Prince Charles visited Poundbury, part of the Duchy of Cornwall today.
The Prince of Wales was in Poundbury, the town near to Dorchester in Dorset that he was instrumental in helping develop. This year marks the 20th anniversary of Poundbury.
During the visit, Prince Charles visited the recently opened toy store, Boo’s, where he was given a wooden helicopter for Prince George.
The area is part of the Prince’s Duchy of Cornwall and was created “to implement the principles expounded in The Prince of Wales’s 1989 book, A Vision of Britain,” as per the Duchy of Cornwall’s website.

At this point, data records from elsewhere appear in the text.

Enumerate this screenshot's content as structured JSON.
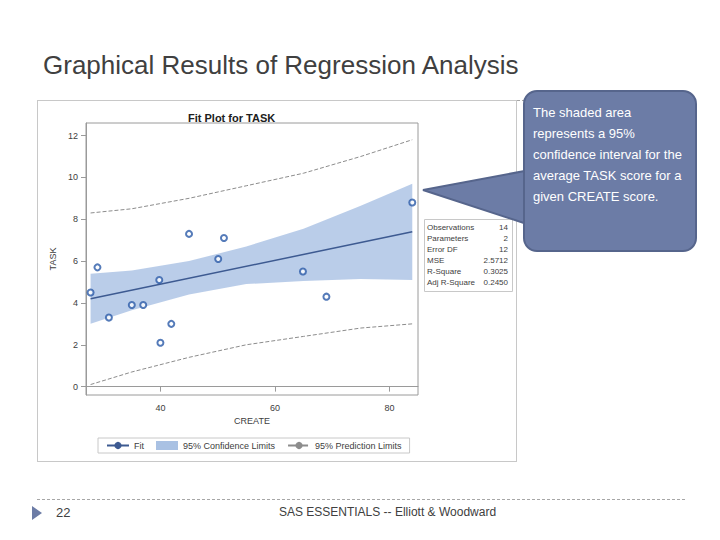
{
  "slide": {
    "title": "Graphical Results of Regression Analysis",
    "callout": "The shaded area represents a 95% confidence interval for the average TASK score for a given CREATE score.",
    "page_number": 22,
    "footer": "SAS ESSENTIALS -- Elliott & Woodward"
  },
  "chart_data": {
    "type": "scatter",
    "title": "Fit Plot for TASK",
    "x_label": "CREATE",
    "y_label": "TASK",
    "xlim": [
      27,
      85
    ],
    "xticks": [
      40,
      60,
      80
    ],
    "ylim": [
      -0.4,
      12.6
    ],
    "yticks": [
      0,
      2,
      4,
      6,
      8,
      10,
      12
    ],
    "grid": false,
    "series": [
      {
        "type": "scatter",
        "marker": "open_circle",
        "color": "#2a5aa8",
        "x": [
          27.8,
          29.0,
          31.0,
          35.0,
          37.0,
          39.8,
          40.0,
          41.9,
          45.0,
          50.1,
          51.1,
          64.9,
          69.0,
          84.0
        ],
        "values": [
          4.5,
          5.7,
          3.3,
          3.9,
          3.9,
          5.1,
          2.1,
          3.0,
          7.3,
          6.1,
          7.1,
          5.5,
          4.3,
          8.8
        ]
      },
      {
        "name": "Fit",
        "type": "line",
        "color": "#3d5a91",
        "x": [
          27.8,
          84.0
        ],
        "values": [
          4.2,
          7.4
        ]
      },
      {
        "name": "95% Confidence Limits",
        "type": "band",
        "color": "#a9c1e3",
        "x": [
          27.8,
          35,
          45,
          55,
          65,
          75,
          84
        ],
        "lower": [
          3.0,
          3.65,
          4.4,
          4.9,
          5.05,
          5.15,
          5.1
        ],
        "upper": [
          5.4,
          5.55,
          6.0,
          6.7,
          7.55,
          8.65,
          9.7
        ]
      },
      {
        "name": "95% Prediction Limits",
        "type": "line",
        "line_style": "dashed",
        "color": "#8c8c8c",
        "x": [
          27.8,
          35,
          45,
          55,
          65,
          75,
          84
        ],
        "lower": [
          0.1,
          0.7,
          1.4,
          2.0,
          2.4,
          2.8,
          3.0
        ],
        "upper": [
          8.3,
          8.5,
          9.0,
          9.6,
          10.2,
          11.0,
          11.8
        ]
      }
    ],
    "stats": [
      {
        "label": "Observations",
        "value": "14"
      },
      {
        "label": "Parameters",
        "value": "2"
      },
      {
        "label": "Error DF",
        "value": "12"
      },
      {
        "label": "MSE",
        "value": "2.5712"
      },
      {
        "label": "R-Square",
        "value": "0.3025"
      },
      {
        "label": "Adj R-Square",
        "value": "0.2450"
      }
    ]
  }
}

Poundbury, which was planned and designed by Leon Krier, broke new ground in 1993 and has become an internationally recognized “example of sustainable urban development which has put the needs of people before cars,” reports the Daily Mail.

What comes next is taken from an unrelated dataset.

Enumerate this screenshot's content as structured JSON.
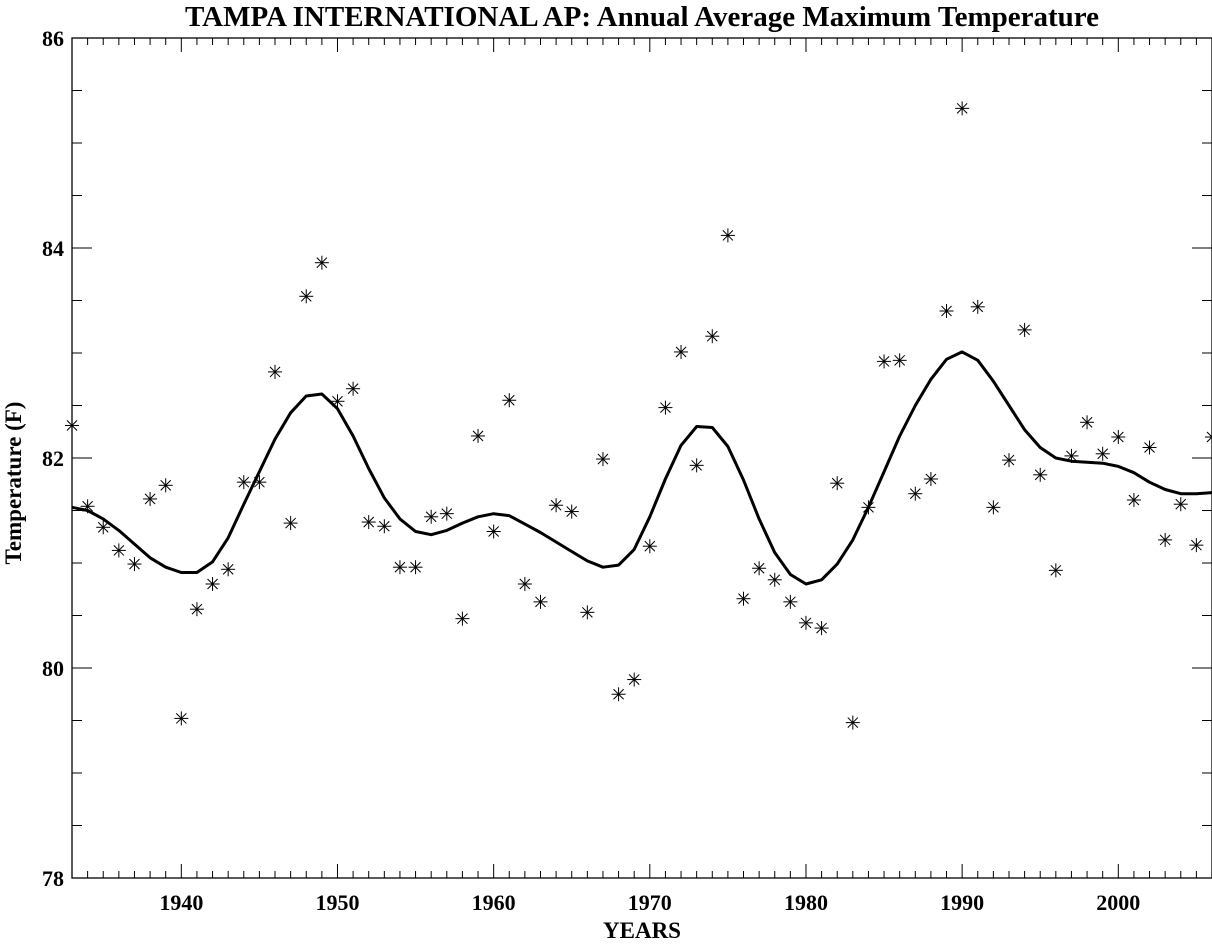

By 2025, Poundbury is slated for completion. It is expected to provide housing for 5,000 people as well as employment for approximately 2,000 individuals.

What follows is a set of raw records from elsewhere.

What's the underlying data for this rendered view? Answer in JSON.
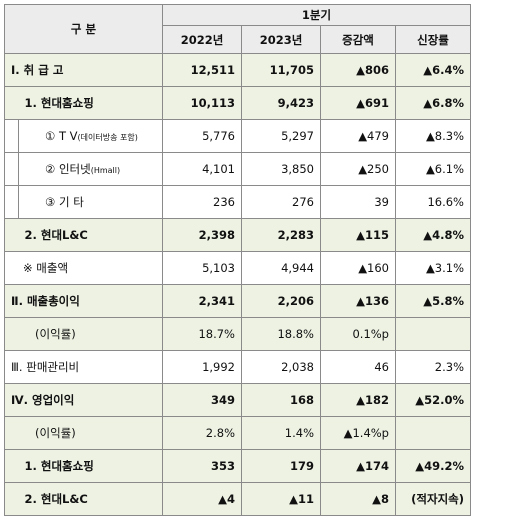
{
  "header": {
    "category": "구  분",
    "period": "1분기",
    "col_2022": "2022년",
    "col_2023": "2023년",
    "col_change": "증감액",
    "col_growth": "신장률"
  },
  "rows": [
    {
      "label": "Ⅰ. 취 급 고",
      "v2022": "12,511",
      "v2023": "11,705",
      "change": "▲806",
      "growth": "▲6.4%"
    },
    {
      "label": "1. 현대홈쇼핑",
      "v2022": "10,113",
      "v2023": "9,423",
      "change": "▲691",
      "growth": "▲6.8%"
    },
    {
      "label": "① T  V",
      "label_sub": "(데이터방송 포함)",
      "v2022": "5,776",
      "v2023": "5,297",
      "change": "▲479",
      "growth": "▲8.3%"
    },
    {
      "label": "② 인터넷",
      "label_sub": "(Hmall)",
      "v2022": "4,101",
      "v2023": "3,850",
      "change": "▲250",
      "growth": "▲6.1%"
    },
    {
      "label": "③ 기  타",
      "v2022": "236",
      "v2023": "276",
      "change": "39",
      "growth": "16.6%"
    },
    {
      "label": "2. 현대L&C",
      "v2022": "2,398",
      "v2023": "2,283",
      "change": "▲115",
      "growth": "▲4.8%"
    },
    {
      "label": "※ 매출액",
      "v2022": "5,103",
      "v2023": "4,944",
      "change": "▲160",
      "growth": "▲3.1%"
    },
    {
      "label": "Ⅱ. 매출총이익",
      "v2022": "2,341",
      "v2023": "2,206",
      "change": "▲136",
      "growth": "▲5.8%"
    },
    {
      "label": "(이익률)",
      "v2022": "18.7%",
      "v2023": "18.8%",
      "change": "0.1%p",
      "growth": ""
    },
    {
      "label": "Ⅲ. 판매관리비",
      "v2022": "1,992",
      "v2023": "2,038",
      "change": "46",
      "growth": "2.3%"
    },
    {
      "label": "Ⅳ. 영업이익",
      "v2022": "349",
      "v2023": "168",
      "change": "▲182",
      "growth": "▲52.0%"
    },
    {
      "label": "(이익률)",
      "v2022": "2.8%",
      "v2023": "1.4%",
      "change": "▲1.4%p",
      "growth": ""
    },
    {
      "label": "1. 현대홈쇼핑",
      "v2022": "353",
      "v2023": "179",
      "change": "▲174",
      "growth": "▲49.2%"
    },
    {
      "label": "2. 현대L&C",
      "v2022": "▲4",
      "v2023": "▲11",
      "change": "▲8",
      "growth": "(적자지속)"
    }
  ]
}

Presently, 2,000 people reside in Poundbury. The town employs around 1,600 people and 140 businesses have ‘set up shop.’
“We sat down with local people at the start to brainstorm this whole approach,” Charles commented during his speech. In speaking of the planning and people, he continued: “If it hadn’t been for their endorsement of what they also wanted to see, it would never have got so far. So now I hope it’s part of Dorchester in an important way.”
Whilst visiting, Charles also stopped off to meet the Thomas family, and their eight-month-old daughter, who purchased their home as part of a shared ownership scheme.
“It’s very popular with the people that live here. I think it’s probably the attractiveness of the public realm. ‘It’s not just the architectural design of the buildings, it’s the streets and the general environment,” Poundbury’s Development Manager, Simon Conibear commented.
Prior to his latest Poundbury visit, the Prince stopped by the Dorset Archives Service in Dorchester. Whilst at the centre, Charles took part in a conservation project in which he pasted liners to protect rare 18th century jury lists.
“He’s so used to working with paint brushes he was able to follow my directions easily,” Conservation officer Rebecca Donnan commented.